The DIVERSITYor What kinds of Gifts Have Been Given?
Having come to an understanding of the nature of spiritual gifts, it is good to find exactly what gifts have been given. In the New Testament, only the apostle Paul mentions them by name. He gives us five such lists. All the lists are different, so it is necessary to look at them all together. The gifts are found in Romans 12:6-8 (listing seven gifts), I Corinthians 12:8-10 (nine), I Corinthians 12:28 (eight), I Corinthians 12:29-30 (seven), and Ephesians 4:11 (four). Subtracting those repeated brings the total to nineteen. The following chart shows them all as they are listed in these New Testament passages.
Drawing from these lists of spiritual gifts, an almost endless number of observations can be made. It is helpful, for example, to notice which gifts appear more than once and in more than one of Paul's epistles. For instance, prophecy is mentioned in each of the five lists, and it is Paul's argument in I Corinthians 14 that prophecy is most important to the church. The gift of teaching is mentioned in four of the five lists and in all three epistles. When apostleship appears, it is always listed first. In the three lists in which the gift of tongues is mentioned (I Corinthians 12), tongues always appear last (along with its accompanying gift, the gift of interpretation of tongues). Further, the miraculous gifts, such as tongues, healing, and miracles, are mentioned only in First Corinthians and are found nowhere else in the epistles.
The Key List
It should also be noted that I Corinthians 12:28 is the key list in that it mentions the gifts in order of importance. "And God hath set some in the church, first apostles, secondarily prophets, thirdly teachers, after that miracles, then gifts of healing, helps, governments, diversities of tongues." Since it is obvious that some of the gifts toward the bottom of the list (such as healing and miracles) were in operation before the gifts higher in the list (such as apostles), the "first ... secondarily ... thirdly" must indicate order of importance and not the order in which they were given to the church. This was of greatest significance for the church at Corinth, for a large part of their problem was that they afforded tongues such a high place of importance while prophecy and teaching were lost in its shadow -- which problem Paul addresses at length throughout chapter 14. Virtually the same problem exists today, but it is corrected by this verse alone which shows teaching to be superior to tongues.
A close examination of these lists also reveals some overlap in the gifts. It may be that no two gifts listed are perfectly identical, but it would be difficult to find any real difference between some. For example, it would be difficult to demonstrate the difference between the gift of helps and the gift of showing mercy. Both have the same focus: ministry (service) for others. Again, the difference between ruling and governing is very difficult to determine. Even if exact identity is not intended, there is still much overlap. This is the case with the gifts of the word of wisdom and the word of knowledge and the gifts of exhortation and teaching and the gifts of helps and service. Likewise, the gifts of healing may not be as broad as the gift of miracles, but the similarity is obvious. Care should be taken not to make sharp distinction where it is not intended.

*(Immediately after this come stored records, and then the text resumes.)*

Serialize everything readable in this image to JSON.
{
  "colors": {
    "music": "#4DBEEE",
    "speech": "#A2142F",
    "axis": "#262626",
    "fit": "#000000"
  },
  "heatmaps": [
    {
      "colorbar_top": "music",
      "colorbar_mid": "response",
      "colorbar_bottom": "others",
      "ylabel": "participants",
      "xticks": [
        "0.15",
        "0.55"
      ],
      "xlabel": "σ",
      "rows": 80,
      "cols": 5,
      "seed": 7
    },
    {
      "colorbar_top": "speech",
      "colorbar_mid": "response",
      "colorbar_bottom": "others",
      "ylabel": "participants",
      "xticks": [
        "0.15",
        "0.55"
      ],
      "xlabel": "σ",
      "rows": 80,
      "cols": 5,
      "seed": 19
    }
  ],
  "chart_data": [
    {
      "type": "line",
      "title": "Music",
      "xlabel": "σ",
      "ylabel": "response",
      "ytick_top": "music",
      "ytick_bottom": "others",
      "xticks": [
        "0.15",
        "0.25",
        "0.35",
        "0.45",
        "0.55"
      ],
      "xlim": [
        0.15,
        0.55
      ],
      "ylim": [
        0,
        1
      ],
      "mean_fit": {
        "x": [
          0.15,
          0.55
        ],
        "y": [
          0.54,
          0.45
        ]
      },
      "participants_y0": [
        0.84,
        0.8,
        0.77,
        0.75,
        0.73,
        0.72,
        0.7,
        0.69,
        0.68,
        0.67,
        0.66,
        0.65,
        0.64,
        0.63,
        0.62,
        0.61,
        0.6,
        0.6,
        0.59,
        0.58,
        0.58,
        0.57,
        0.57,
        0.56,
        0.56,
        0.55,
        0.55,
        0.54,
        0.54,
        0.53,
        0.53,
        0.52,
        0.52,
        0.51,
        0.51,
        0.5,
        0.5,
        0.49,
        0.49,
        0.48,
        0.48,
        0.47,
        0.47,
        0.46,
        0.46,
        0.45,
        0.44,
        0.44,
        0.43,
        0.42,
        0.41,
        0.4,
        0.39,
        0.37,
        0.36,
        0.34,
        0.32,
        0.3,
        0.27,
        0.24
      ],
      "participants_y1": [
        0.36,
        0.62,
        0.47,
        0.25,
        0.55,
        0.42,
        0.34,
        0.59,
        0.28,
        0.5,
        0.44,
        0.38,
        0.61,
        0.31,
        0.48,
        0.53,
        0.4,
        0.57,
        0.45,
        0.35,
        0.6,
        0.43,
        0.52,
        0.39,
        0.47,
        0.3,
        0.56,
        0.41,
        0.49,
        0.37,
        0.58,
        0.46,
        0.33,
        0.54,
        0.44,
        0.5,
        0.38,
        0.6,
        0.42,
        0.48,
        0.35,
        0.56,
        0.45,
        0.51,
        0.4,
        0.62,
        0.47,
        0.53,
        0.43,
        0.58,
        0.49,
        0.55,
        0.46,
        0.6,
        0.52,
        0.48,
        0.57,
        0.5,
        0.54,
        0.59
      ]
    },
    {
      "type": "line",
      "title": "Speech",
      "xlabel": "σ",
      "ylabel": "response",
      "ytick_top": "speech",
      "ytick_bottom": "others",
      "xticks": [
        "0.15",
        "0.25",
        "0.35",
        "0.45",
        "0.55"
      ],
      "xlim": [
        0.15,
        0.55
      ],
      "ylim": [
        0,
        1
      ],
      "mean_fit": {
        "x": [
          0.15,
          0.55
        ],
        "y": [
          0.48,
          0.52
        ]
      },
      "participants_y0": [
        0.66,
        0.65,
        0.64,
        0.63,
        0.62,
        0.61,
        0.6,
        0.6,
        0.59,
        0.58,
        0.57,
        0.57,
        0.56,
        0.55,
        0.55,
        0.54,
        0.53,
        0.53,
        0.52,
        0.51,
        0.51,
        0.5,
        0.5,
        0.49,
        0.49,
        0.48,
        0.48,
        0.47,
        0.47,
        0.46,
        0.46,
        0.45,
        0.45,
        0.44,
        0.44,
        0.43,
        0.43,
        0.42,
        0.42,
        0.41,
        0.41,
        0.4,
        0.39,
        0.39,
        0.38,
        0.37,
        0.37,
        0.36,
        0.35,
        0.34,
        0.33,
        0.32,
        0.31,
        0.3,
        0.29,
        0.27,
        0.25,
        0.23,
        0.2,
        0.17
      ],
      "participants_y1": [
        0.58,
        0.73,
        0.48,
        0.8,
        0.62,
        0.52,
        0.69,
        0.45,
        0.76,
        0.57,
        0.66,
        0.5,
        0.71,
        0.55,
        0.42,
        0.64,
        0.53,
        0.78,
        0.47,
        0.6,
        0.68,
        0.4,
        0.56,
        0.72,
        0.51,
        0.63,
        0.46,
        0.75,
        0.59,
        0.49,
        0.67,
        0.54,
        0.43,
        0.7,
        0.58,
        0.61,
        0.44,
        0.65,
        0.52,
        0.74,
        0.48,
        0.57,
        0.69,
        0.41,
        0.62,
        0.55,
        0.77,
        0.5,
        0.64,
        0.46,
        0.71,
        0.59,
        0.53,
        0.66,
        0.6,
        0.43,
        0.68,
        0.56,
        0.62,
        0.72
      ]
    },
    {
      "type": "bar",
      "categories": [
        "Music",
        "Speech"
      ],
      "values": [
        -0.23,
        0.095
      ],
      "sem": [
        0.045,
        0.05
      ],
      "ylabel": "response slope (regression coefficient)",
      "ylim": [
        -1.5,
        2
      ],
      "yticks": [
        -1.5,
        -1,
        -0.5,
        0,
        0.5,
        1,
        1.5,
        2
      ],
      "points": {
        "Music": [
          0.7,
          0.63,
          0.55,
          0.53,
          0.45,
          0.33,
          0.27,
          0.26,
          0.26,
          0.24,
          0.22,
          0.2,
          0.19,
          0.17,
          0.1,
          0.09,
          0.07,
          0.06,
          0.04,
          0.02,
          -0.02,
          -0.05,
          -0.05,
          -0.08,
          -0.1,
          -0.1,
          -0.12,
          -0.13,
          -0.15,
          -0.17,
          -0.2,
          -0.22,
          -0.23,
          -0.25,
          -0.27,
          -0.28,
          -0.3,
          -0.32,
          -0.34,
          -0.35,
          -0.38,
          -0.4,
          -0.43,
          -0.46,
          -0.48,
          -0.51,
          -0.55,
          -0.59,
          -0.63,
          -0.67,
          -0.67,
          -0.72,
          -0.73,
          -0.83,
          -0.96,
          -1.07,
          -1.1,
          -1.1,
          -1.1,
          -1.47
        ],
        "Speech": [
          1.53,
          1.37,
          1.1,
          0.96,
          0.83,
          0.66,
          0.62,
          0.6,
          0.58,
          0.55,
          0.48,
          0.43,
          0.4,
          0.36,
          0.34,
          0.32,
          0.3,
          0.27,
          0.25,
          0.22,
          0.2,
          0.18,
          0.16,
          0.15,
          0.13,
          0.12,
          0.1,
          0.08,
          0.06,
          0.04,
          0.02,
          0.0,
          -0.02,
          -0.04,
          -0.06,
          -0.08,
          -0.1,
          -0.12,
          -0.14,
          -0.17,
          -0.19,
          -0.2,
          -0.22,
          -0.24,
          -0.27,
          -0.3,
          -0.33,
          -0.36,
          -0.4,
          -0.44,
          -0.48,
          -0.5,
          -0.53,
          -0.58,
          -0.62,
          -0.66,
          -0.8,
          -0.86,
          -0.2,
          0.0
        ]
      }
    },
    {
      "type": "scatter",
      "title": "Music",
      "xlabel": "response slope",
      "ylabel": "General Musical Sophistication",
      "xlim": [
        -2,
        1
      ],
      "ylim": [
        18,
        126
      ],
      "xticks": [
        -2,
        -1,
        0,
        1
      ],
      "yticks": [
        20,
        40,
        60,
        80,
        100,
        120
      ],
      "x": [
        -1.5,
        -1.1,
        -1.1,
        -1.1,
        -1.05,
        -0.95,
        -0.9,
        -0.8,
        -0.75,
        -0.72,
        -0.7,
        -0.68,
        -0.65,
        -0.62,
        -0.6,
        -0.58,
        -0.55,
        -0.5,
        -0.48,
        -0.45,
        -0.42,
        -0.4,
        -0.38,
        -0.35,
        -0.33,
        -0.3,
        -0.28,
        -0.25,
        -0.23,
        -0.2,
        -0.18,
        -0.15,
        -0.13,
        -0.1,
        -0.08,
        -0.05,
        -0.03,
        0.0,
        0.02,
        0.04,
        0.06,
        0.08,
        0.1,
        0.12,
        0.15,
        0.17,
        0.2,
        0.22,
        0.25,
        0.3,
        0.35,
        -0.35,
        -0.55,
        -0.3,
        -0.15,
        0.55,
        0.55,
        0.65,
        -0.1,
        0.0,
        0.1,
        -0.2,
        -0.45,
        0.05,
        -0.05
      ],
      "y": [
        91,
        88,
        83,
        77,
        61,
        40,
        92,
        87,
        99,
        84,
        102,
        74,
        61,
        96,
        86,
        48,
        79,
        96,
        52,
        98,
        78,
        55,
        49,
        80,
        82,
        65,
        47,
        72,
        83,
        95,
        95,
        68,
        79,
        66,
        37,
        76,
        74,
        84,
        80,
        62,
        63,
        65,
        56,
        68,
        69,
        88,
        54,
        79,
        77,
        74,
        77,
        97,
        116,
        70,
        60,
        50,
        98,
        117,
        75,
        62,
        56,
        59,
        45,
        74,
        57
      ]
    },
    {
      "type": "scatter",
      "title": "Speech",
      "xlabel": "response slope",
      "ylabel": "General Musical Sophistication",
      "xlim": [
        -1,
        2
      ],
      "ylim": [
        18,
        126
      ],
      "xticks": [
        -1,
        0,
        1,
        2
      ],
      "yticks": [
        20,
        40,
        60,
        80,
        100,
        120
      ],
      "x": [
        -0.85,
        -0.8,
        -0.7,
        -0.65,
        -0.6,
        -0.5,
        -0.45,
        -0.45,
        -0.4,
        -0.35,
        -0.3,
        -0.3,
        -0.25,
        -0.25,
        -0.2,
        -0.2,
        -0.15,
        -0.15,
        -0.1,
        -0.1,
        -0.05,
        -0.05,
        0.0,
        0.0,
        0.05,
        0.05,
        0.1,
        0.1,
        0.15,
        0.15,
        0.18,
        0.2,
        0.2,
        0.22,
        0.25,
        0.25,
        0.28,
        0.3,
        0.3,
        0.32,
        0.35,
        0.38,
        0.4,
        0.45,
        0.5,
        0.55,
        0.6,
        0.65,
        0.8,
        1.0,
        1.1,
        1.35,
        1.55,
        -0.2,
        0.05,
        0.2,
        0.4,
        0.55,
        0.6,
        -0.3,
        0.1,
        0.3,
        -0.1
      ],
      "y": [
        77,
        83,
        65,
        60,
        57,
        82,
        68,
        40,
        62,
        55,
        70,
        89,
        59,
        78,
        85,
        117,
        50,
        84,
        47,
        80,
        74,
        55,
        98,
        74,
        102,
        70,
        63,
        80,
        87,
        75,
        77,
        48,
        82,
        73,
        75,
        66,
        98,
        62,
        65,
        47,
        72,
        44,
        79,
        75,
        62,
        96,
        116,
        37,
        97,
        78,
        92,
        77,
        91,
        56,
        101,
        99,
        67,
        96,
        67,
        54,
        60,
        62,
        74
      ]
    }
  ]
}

Finally, it is helpful to notice that these lists are not exhaustive. We know that none of the lists by itself is completely exhaustive because no one list mentions all the gifts. For example, the longest list, I Corinthians 12:8-10, does not mention apostles, pastor-teacher, ruling, etc. So it is not complete. Now if no one list is complete, should we insist that all the lists together are complete?
There may be other spiritual gifts not so named in the New Testament: hospitality, preaching, prayer, music, and counseling could all be examples of this. However, it would seem that any spiritual gift not specifically named in the New Testament would generally overlap with some of those mentioned, only with a different focus or emphasis. The gifts specified in the New Testament could be considered as general headings under which any number of specific services could be found. The point is this: you may have a gift not mentioned by name in the New Testament. Don't let anyone frustrate you by restricting you to these lists. God may have an area of service for you in His church in another area. If you are wanting to know your spiritual gift, it surely is good to study these lists at least as general guidelines for areas of service; your gift just may be one that is specifically named by the apostle.
But beyond that simply look for an opportunity of service which you are capable of filling effectively. Having found that, you will have found your spiritual gift -- whether or not it is so named by the New Testament writers.